Welbanks i Nixon byli zadowoleni, że Madhusudhan i jego zespół odnieśli się do ich zastrzeżeń, ale uważają, że nowa praca w praktyce wycofuje kluczowe twierdzenia z pierwotnego badania z kwietnia, powiedział Welbanks.
“Nowa praca milcząco przyznaje, że wykrycie DMS/DMDS nie było pewne, ale nadal opiera się na tej samej wadliwej metodologii statystycznej i wybiórczym czytaniu wyników” - napisał Welbanks w e-mailu. “Choć ton jest bardziej ostrożny (w niektórych miejscach), metodologia nadal nie ujawnia prawdziwego poziomu niepewności.

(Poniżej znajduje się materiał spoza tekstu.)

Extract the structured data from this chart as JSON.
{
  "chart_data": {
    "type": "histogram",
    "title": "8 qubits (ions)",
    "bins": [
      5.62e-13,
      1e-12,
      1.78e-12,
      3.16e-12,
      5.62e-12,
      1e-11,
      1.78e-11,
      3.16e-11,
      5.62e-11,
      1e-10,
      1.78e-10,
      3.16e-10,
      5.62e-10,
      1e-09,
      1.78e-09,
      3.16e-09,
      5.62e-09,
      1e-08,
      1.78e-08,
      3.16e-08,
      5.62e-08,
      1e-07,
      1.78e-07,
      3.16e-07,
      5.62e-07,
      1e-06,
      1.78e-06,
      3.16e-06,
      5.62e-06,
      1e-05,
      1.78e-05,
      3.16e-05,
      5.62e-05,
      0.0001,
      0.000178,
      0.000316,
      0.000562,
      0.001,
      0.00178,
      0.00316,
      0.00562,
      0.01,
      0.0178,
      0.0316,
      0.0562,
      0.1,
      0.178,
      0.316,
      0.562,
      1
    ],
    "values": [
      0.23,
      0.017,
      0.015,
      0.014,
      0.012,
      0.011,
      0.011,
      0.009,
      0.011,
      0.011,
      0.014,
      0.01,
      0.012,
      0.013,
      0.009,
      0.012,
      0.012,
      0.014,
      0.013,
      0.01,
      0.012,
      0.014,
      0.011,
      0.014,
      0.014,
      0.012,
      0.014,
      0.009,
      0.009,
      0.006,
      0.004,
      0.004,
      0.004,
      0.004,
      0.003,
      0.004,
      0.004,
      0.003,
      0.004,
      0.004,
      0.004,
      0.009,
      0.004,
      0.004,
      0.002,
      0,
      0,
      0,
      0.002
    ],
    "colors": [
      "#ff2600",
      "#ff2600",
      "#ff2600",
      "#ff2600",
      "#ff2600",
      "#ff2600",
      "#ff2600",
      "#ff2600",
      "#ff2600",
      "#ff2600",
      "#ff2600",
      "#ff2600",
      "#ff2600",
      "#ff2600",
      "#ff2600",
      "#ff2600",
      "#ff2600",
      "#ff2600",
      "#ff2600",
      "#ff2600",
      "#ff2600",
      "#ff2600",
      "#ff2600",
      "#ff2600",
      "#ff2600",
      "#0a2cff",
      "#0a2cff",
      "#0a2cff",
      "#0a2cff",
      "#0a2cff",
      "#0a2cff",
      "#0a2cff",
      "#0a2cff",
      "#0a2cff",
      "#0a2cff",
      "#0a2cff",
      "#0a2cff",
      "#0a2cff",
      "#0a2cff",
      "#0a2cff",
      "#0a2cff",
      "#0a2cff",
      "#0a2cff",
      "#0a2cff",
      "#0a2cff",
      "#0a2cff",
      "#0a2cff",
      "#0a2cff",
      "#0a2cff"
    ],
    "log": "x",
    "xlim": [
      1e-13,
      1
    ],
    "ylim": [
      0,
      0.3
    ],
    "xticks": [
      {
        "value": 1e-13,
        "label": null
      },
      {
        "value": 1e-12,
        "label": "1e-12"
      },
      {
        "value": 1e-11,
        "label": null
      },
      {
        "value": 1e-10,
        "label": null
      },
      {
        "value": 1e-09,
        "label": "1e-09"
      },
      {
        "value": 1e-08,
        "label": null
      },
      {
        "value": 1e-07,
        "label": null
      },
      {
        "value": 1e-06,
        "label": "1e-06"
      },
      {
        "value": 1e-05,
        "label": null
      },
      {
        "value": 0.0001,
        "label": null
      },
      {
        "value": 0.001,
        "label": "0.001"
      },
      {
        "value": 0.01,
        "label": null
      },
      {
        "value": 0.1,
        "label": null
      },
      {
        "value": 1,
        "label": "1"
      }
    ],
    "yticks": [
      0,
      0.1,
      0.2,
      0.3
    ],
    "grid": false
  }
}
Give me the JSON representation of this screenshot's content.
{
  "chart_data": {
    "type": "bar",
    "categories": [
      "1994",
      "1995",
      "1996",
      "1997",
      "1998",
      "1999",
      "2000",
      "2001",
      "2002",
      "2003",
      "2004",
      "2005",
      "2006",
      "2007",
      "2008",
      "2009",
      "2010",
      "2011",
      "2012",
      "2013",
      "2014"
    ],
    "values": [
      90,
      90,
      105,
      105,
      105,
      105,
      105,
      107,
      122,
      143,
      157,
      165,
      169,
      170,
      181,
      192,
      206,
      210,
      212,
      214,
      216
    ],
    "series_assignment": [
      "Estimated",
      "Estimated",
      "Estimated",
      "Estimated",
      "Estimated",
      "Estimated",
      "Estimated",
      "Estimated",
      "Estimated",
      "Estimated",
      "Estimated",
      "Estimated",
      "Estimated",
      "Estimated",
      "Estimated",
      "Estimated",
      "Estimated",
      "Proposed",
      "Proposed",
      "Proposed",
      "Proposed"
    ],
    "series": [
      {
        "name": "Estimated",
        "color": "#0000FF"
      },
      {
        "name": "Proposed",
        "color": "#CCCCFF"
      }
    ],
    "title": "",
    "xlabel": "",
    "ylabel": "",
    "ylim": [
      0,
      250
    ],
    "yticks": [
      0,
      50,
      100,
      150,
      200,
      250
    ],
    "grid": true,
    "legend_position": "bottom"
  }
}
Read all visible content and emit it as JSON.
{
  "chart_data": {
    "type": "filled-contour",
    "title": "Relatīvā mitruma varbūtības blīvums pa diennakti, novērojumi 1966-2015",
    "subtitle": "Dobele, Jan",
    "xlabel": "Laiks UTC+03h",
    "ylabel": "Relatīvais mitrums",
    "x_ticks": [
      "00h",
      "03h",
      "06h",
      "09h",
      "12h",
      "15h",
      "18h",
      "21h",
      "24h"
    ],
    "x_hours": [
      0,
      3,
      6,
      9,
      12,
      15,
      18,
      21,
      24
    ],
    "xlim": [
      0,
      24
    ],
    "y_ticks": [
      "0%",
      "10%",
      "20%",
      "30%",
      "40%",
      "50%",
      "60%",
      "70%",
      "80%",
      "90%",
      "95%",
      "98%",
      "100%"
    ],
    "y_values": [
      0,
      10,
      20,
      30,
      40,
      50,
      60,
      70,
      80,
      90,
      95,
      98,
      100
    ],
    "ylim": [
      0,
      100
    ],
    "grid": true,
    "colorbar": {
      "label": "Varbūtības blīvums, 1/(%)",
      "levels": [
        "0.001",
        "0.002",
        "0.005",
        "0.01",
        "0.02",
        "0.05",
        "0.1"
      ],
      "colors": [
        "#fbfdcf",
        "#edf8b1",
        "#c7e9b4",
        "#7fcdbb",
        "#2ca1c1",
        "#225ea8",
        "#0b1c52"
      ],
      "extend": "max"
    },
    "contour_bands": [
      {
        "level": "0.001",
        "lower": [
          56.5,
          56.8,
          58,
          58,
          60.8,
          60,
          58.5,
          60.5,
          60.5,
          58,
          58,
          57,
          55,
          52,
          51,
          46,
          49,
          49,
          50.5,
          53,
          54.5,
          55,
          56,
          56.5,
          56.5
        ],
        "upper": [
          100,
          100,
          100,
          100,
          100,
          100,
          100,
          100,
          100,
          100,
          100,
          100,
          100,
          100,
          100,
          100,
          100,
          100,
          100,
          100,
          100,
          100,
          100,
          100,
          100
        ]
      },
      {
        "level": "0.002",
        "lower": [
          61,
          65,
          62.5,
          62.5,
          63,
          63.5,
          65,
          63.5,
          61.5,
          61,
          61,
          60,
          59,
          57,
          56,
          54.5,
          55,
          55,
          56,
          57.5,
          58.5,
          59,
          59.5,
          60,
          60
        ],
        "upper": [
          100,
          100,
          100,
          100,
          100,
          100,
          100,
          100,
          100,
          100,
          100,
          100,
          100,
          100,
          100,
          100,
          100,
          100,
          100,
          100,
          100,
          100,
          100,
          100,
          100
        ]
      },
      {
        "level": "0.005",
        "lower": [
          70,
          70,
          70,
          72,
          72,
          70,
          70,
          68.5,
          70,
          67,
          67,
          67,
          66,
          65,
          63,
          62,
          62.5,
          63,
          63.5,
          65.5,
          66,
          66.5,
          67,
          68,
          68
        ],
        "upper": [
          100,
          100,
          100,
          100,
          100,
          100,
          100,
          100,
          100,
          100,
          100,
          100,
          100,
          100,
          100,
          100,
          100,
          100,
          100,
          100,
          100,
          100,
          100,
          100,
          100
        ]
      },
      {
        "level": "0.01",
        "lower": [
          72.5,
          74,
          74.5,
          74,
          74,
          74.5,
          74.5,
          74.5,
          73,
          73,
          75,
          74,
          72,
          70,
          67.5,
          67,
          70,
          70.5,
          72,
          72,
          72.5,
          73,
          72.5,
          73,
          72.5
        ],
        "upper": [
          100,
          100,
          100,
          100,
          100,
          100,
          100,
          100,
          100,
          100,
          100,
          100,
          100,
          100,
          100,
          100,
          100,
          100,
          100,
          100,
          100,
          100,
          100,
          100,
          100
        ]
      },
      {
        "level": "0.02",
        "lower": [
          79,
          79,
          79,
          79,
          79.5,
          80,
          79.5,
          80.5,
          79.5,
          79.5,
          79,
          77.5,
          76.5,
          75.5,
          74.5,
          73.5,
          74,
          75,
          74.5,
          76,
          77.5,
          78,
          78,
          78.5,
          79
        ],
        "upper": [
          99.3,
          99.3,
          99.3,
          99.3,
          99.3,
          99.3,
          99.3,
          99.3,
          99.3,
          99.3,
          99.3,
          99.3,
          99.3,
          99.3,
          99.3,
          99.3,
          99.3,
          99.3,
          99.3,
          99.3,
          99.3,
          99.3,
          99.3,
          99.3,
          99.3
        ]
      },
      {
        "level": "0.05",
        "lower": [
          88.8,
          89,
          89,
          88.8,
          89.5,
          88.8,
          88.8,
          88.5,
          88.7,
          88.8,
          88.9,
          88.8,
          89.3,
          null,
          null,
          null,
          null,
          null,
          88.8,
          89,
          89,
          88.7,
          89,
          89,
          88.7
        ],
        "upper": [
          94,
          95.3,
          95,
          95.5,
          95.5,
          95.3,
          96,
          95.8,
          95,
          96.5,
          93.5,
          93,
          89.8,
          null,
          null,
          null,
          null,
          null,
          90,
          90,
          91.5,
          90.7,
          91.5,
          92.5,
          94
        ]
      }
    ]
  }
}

Istotność statystyczna, o której mowa we wcześniejszych pracach, była wynikiem arbitralnych decyzji modelowych, które nie zostały uwzględnione”.
Luque stwierdził, że nowa praca zespołu z Cambridge to krok w dobrym kierunku, ponieważ bada inne możliwe biosygnatury chemiczne.
“Ale moim zdaniem zakres badania był zbyt wąski” - powiedział. “Wydaje mi się, że zbyt skupili się na odpieraniu argumentów z naszej (Welbanksa) pracy”.
Niezależnie od tego astronomowie badający K2-18b zgadzają się, że dalsze badania tej egzoplanety przyczyniają się do rozwoju nauki.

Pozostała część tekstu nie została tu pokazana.